Safe Unlearning: A Surprisingly Effective and Generalizable Solution to Defend Against Jailbreak Attacks

Zhexin Zhang,Junxiao Yang,Pei Ke,Shiyao Cui,Chujie Zheng,Hongning Wang,Minlie Huang
2024-07-03
Abstract:LLMs are known to be vulnerable to jailbreak attacks, even after safety alignment. An important observation is that, while different types of jailbreak attacks can generate significantly different queries, they mostly result in similar responses that are rooted in the same harmful knowledge (e.g., detailed steps to make a bomb). Therefore, we conjecture that directly unlearn the harmful knowledge in the LLM can be a more effective way to defend against jailbreak attacks than the mainstream supervised fine-tuning (SFT) based approaches. Our extensive experiments confirmed our insight and suggested surprising generalizability of our unlearning-based approach: using only 20 raw harmful questions \emph{without} any jailbreak prompt during training, our solution reduced the Attack Success Rate (ASR) in Vicuna-7B on \emph{out-of-distribution} (OOD) harmful questions wrapped with various complex jailbreak prompts from 82.6\% to 7.7\%. This significantly outperforms Llama2-7B-Chat, which is fine-tuned on about 0.1M safety alignment samples but still has an ASR of 21.9\% even under the help of an additional safety system prompt. Further analysis reveals that the generalization ability of our solution stems from the intrinsic relatedness among harmful responses across harmful questions (e.g., response patterns, shared steps and actions, and similarity among their learned representations in the LLM). Our code is available at \url{<a class="link-external link-https" href="https://github.com/thu-coai/SafeUnlearning" rel="external noopener nofollow">this https URL</a>}.
Cryptography and Security,Computation and Language,Machine Learning
What problem does this paper attempt to address?
This paper focuses on the security issues of large language models (LLMs), specifically the defense against "jailbreak attacks". Jailbreak attacks exploit carefully crafted prompts to induce harmful responses from the model. The study found that although different jailbreak attacks may result in different queries, they often lead to similar harmful responses based on the same harmful knowledge (e.g. detailed steps to make a bomb).

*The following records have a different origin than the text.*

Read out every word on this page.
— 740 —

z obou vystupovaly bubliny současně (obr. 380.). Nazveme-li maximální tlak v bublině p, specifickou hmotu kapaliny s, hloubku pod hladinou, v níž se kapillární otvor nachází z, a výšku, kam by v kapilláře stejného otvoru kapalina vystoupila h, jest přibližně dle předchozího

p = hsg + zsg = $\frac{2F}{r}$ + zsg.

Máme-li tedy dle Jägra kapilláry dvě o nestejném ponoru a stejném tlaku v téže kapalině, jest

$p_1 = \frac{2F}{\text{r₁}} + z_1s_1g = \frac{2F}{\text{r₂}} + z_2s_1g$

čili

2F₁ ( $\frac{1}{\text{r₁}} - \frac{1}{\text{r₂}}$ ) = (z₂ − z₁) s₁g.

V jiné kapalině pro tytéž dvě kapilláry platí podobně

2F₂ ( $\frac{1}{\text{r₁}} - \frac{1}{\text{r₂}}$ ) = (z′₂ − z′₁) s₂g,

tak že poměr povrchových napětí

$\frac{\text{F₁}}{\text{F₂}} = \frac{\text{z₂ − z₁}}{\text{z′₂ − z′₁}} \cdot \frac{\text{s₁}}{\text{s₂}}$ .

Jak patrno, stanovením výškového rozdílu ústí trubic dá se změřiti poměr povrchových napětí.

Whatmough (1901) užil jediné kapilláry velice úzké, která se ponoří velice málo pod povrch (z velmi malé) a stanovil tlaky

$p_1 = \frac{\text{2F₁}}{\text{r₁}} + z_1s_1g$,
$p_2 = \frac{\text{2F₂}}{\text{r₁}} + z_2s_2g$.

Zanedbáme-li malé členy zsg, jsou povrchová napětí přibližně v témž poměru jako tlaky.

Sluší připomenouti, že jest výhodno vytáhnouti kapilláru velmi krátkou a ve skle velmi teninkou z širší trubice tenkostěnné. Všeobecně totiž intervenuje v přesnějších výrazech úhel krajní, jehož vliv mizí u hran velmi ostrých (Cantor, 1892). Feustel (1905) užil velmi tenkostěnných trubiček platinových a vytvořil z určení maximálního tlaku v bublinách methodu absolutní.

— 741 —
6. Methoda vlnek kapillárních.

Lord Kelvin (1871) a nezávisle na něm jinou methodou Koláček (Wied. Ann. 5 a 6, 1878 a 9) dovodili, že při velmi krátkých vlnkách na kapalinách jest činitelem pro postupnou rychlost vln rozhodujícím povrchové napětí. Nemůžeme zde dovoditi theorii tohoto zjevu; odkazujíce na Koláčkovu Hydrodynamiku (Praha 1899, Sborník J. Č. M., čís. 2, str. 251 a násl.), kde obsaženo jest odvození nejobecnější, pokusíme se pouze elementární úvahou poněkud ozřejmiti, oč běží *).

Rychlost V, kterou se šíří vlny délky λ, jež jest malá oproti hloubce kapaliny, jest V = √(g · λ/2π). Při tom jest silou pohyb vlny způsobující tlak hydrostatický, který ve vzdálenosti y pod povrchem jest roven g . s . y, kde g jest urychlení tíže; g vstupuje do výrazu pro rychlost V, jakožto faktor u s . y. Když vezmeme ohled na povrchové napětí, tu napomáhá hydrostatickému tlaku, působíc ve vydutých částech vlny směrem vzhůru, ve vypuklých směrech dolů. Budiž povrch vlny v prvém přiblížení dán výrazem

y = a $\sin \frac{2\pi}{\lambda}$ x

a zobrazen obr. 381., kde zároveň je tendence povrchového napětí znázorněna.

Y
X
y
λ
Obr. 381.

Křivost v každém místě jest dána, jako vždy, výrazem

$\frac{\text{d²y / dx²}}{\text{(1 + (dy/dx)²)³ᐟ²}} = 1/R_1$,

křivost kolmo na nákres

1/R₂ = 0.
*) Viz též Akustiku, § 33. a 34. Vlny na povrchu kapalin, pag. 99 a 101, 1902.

Therefore, the paper proposes a direct "Safe Unlearning" method to prevent the generation of harmful responses by eliminating harmful knowledge in the model, rather than just identifying harmful queries. In experiments, even with only 20 original harmful questions for training without any jailbreak prompts, this method significantly reduces the attack success rate (ASR) of out-of-distribution (OOD) harmful queries for the model, outperforming the Llama2-7B-Chat model fine-tuned with approximately 0.1M safe samples. Furthermore, the study reveals the generalization ability of the Safe Unlearning method, which successfully defends against various combinations of jailbreak prompts and OOD harmful questions. The main contributions of the paper include: 1. Proposing unlearning as an effective principle for defending against jailbreak attacks and implementing it as Safe Unlearning, which significantly reduces ASR while maintaining the overall performance of the model. 2. Demonstrating the generalization ability of the unlearning method against jailbreak attacks, even without jailbreak prompts during training. 3. Providing insights into jailbreak attacks and unlearning defense through empirical analysis. Methodologically, Safe Unlearning consists of three loss functions, each used for eliminating harmful responses, learning reject responses, and maintaining the overall performance of the model. By controlling the optimization process with adaptive unlearning loss, the influence of the unlearning objective is weakened when the probability of harmful responses is already low, thereby improving training stability. The experimental results show that Safe Unlearning achieves the lowest ASR on both ID and OOD harmful questions, even without the use of jailbreak prompts during training. The ASR can approach zero, indicating the strong ability of the unlearning method in generalized defense.